FX round-up: Emerging market currencies hit by weak Chinese data
America´s greenback ended on a higher note following weak figures on the state of China´s manufacturing sector with emerging market currencies left nursing the worst losses.
The US dollar spot index edged higher by 0.33% to 92.93 after hitting an intra-day low at 91.92, in the process setting a fresh 15-month low.
It was the Aussie that put in the worst showing among the most frequently traded currency pairs.

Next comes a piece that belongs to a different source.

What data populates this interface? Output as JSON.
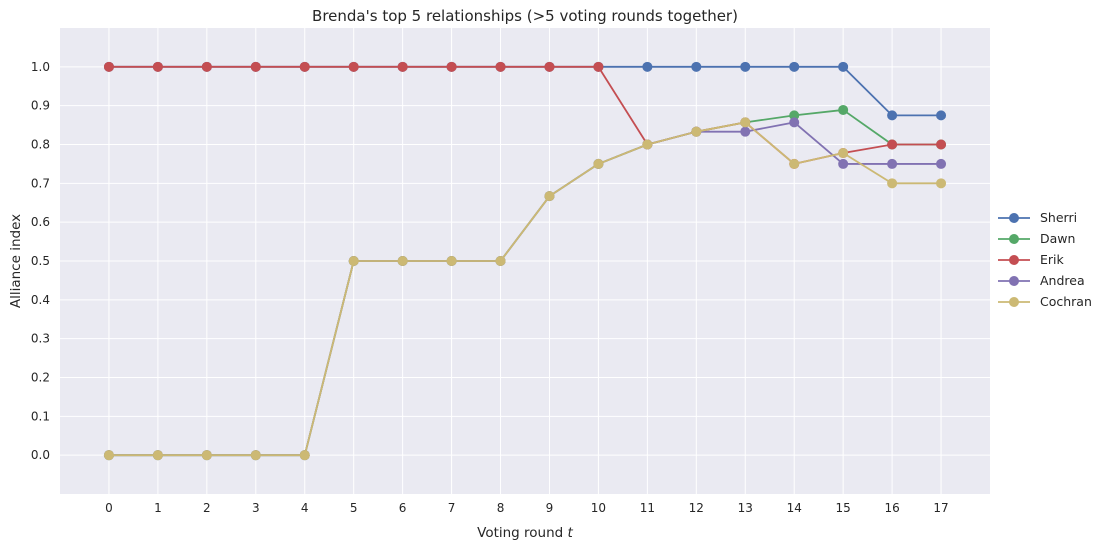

The US dollar gained 2.62% against the Russian ruble to 14.64, 1.88% against the Brazilian real and 2.63% versus South Africa´s rand.

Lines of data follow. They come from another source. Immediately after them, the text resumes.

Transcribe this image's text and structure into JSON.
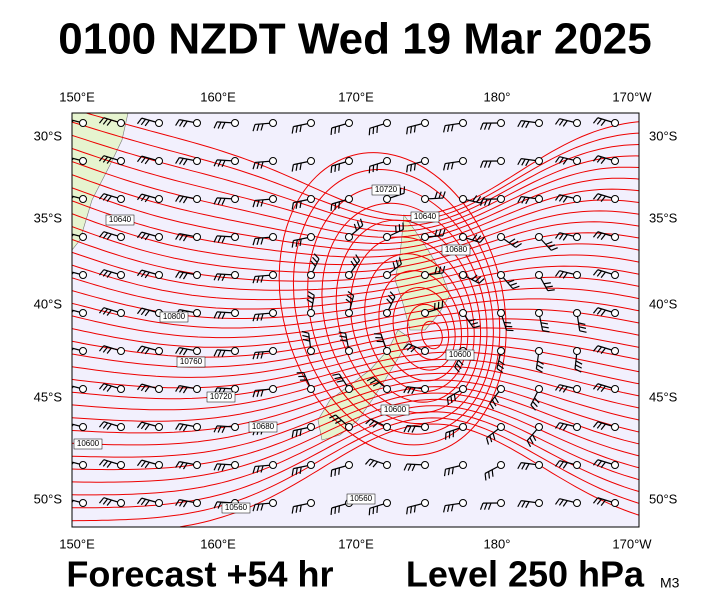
{
  "title": "0100 NZDT Wed 19 Mar 2025",
  "lon_labels": [
    "150°E",
    "160°E",
    "170°E",
    "180°",
    "170°W"
  ],
  "lat_labels": [
    "30°S",
    "35°S",
    "40°S",
    "45°S",
    "50°S"
  ],
  "contour_labels": [
    "10640",
    "10800",
    "10760",
    "10720",
    "10680",
    "10720",
    "10640",
    "10680",
    "10600",
    "10560",
    "10600",
    "10600",
    "10560"
  ],
  "footer": {
    "forecast": "Forecast +54 hr",
    "level": "Level 250 hPa",
    "code": "M3"
  }
}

On Monday morning the Reserve Bank of Australia surprised a small majority of economists by cutting its cash rate by 25 basis points to 1.75%, justifying the move on the basis of a now weaker than expected outlook for inflation.
Data released first thing on Tuesday morning revealed the pace of growth in China´s manufacturing sector slowed unexpectedly in April.

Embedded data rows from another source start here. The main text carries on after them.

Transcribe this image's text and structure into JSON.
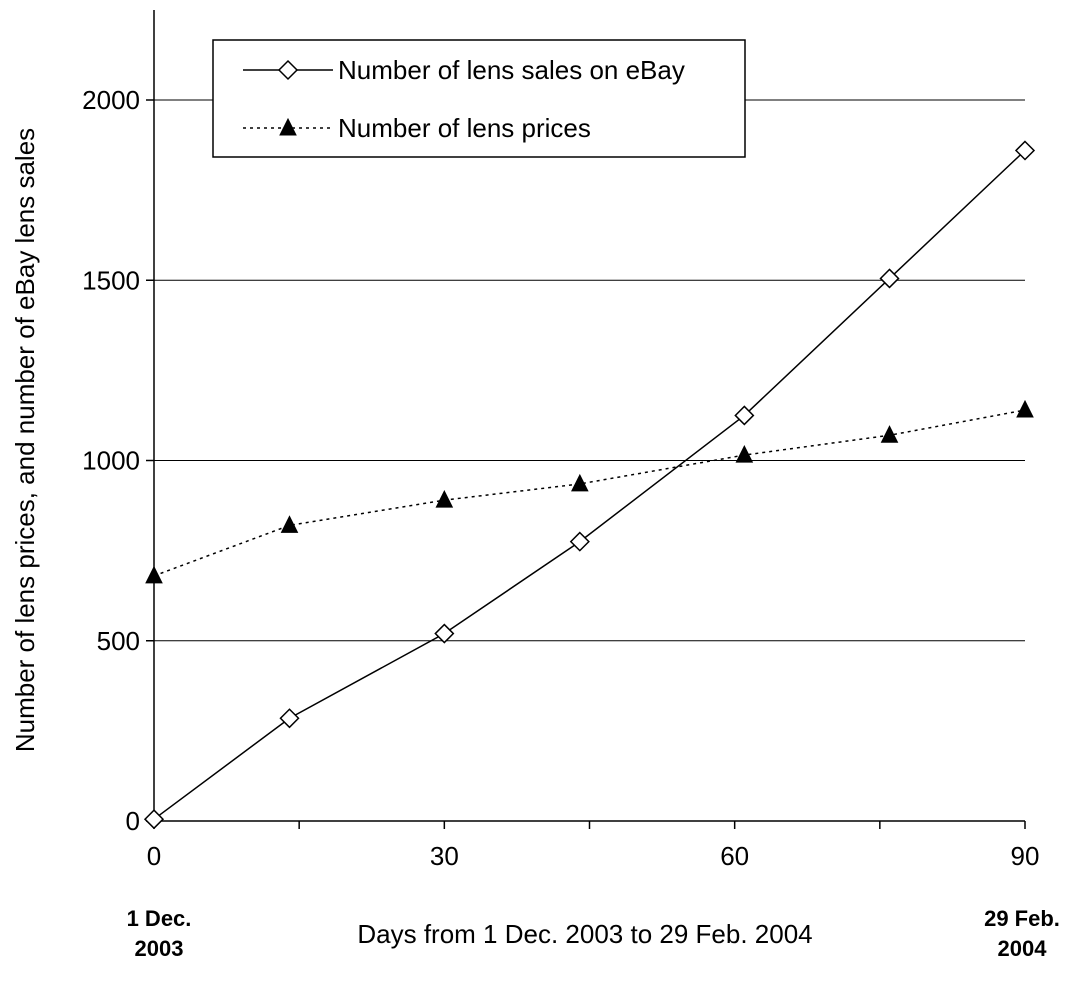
{
  "chart_data": {
    "type": "line",
    "xlabel": "Days from 1 Dec. 2003 to 29 Feb. 2004",
    "ylabel": "Number of lens prices, and number of eBay lens sales",
    "xlim": [
      0,
      90
    ],
    "ylim": [
      0,
      2000
    ],
    "x_ticks": [
      "0",
      "30",
      "60",
      "90"
    ],
    "y_ticks": [
      "0",
      "500",
      "1000",
      "1500",
      "2000"
    ],
    "date_labels": {
      "start": [
        "1 Dec.",
        "2003"
      ],
      "end": [
        "29 Feb.",
        "2004"
      ]
    },
    "grid": "horizontal",
    "legend_position": "top-left",
    "series": [
      {
        "name": "Number of lens sales on eBay",
        "marker": "open-diamond",
        "line_style": "solid",
        "color": "#000000",
        "points": [
          {
            "x": 0,
            "y": 5
          },
          {
            "x": 14,
            "y": 285
          },
          {
            "x": 30,
            "y": 520
          },
          {
            "x": 44,
            "y": 775
          },
          {
            "x": 61,
            "y": 1125
          },
          {
            "x": 76,
            "y": 1505
          },
          {
            "x": 90,
            "y": 1860
          }
        ]
      },
      {
        "name": "Number of lens prices",
        "marker": "filled-triangle",
        "line_style": "dotted",
        "color": "#000000",
        "points": [
          {
            "x": 0,
            "y": 680
          },
          {
            "x": 14,
            "y": 820
          },
          {
            "x": 30,
            "y": 890
          },
          {
            "x": 44,
            "y": 935
          },
          {
            "x": 61,
            "y": 1015
          },
          {
            "x": 76,
            "y": 1070
          },
          {
            "x": 90,
            "y": 1140
          }
        ]
      }
    ]
  }
}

Acting as a backdrop, the International Monetary Fund trimmed its growth projections for the region.
Caixin´s manufacturing PMI fell to 49.4 in April from 49.7 in March, missing economists’ expectations for a reading of 49.9. A reading below 50 indicates contraction.
For analysts at Capital Economics the weak reading had more to do with the difficulties inherent in attempting to adjust for the seasonal quirks in the data. Nevertheless, the dollar initially moved lower following the data.
Dollar/yen ended just 0.13% down on the day at 106.28, but traders initially took advantage of the holiday in Tokyo to push it as far down as 105.55.
Cable was the worst of the major currency pairs, coming off by 0.82% to 1.4552.
Euro/dollar drifted lower by just 0.17% to 1.1515, but only after an early morning swing to as high as 1.1617.